The studies of Veltri et al and Fuhrmann et al., show that it is not necessary to adjust dosages in patients undergoing CVVHDF, because the system would not alter PC. However, both patients had very low subtherapeutic CP while receiving HDFVVC, despite being treated with high doses of voriconazole, 20mg/kg/day in case 1 and 14mg/kg/day in case 2. The elimination of drugs by renal replacement systems depends on physicochemical factors such as molecular size, plasma protein binding (PPB), solubility, volume of distribution, among others. Other relevant influences include factors of the system such as filter surface, pore size, extraction mechanisms and work modality used.⁶ Voriconazole has a molecular mass of 349Da, PPB 58%, intermediate lipophilicity and wide distribution to tissues. Therefore, it should theoretically have a low elimination by renal replacement therapy.^4,5In these patients a high elimination was found, which may be due to some pharmacokinetic differences characteristic of pediatrics, considering that pharmacokinetic studies are performed in adult patients. One of the potentially highly variable interpatient factors is the free drug fraction dependent on plasma protein binding, however, none of the patients presented considerable hypoproteinemia. In case 1: albumin 3.0-3.1g/dL and total proteins 7.0-7.5g/dL, in case 2: albumin 3.4-3.9g/dL and total proteins 6.9-7.4g/dL. Thus, we cannot justify this phenomenon with this reason, also considering that voriconazole does not have high PPB.
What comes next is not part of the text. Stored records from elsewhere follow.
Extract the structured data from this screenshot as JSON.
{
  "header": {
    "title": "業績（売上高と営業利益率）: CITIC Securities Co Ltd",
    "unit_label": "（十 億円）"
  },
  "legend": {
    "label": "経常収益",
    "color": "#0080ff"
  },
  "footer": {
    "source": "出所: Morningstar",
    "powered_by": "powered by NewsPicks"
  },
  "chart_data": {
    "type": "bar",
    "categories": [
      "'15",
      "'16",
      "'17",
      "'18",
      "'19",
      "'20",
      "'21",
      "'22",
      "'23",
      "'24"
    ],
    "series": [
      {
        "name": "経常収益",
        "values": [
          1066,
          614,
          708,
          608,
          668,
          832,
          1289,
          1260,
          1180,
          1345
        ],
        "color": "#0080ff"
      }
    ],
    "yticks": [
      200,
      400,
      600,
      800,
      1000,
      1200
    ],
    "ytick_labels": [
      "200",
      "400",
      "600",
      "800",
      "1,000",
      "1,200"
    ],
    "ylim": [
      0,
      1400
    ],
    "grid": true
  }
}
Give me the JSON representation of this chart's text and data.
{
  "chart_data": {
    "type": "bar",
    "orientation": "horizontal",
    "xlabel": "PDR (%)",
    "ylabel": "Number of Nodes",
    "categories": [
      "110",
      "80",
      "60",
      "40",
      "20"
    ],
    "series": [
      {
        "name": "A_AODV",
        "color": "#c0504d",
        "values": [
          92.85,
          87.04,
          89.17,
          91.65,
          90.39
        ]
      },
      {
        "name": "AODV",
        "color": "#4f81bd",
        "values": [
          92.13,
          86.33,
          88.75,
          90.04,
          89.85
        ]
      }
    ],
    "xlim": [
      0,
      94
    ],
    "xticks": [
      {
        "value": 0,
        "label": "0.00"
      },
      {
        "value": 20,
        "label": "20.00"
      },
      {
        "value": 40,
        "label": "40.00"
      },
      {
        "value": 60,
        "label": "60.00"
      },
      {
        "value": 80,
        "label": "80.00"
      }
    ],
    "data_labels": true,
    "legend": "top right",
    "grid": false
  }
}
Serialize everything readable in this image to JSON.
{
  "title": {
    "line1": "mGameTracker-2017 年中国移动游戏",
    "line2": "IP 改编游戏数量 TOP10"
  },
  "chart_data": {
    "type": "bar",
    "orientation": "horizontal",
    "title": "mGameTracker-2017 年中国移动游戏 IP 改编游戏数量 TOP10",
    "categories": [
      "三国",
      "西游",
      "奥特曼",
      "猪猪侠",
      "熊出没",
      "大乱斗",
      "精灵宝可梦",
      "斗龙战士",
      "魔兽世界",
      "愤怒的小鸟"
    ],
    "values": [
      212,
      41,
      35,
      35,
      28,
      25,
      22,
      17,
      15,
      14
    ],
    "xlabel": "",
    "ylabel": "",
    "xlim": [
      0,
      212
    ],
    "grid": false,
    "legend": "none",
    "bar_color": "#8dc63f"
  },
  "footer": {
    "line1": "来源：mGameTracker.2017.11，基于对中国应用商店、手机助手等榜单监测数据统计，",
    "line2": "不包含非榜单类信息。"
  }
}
Considering drug-drug interactions that could alter voriconazole PC, none of these patients received enzyme inducers before or during treatment with voriconazole. The first patient, 1 month before admission to PICU, was 1 week into treatment with voriconazole for a suspicion of invasive fungal infection, using 200mg/8 h IV obtained PC 1.79mcg/mL, not being at that time in renal replacement therapy. This suggests that it is not a phenomenon inherent in the physiology of the child. Finally, considering that voriconazole was found in considerable concentrations in the ultrafiltrate of the patient in case 2, it can be said that there was a drug removal through the CVVHDF system.

Conclusion

The monitoring of plasma levels of voriconazole is essential in patients undergoing CVVHDF, and there may be individual phenomena that require different treatment schemes. More studies are needed to analyze the behavior of this drug in pediatric patients undergoing CVVHDF.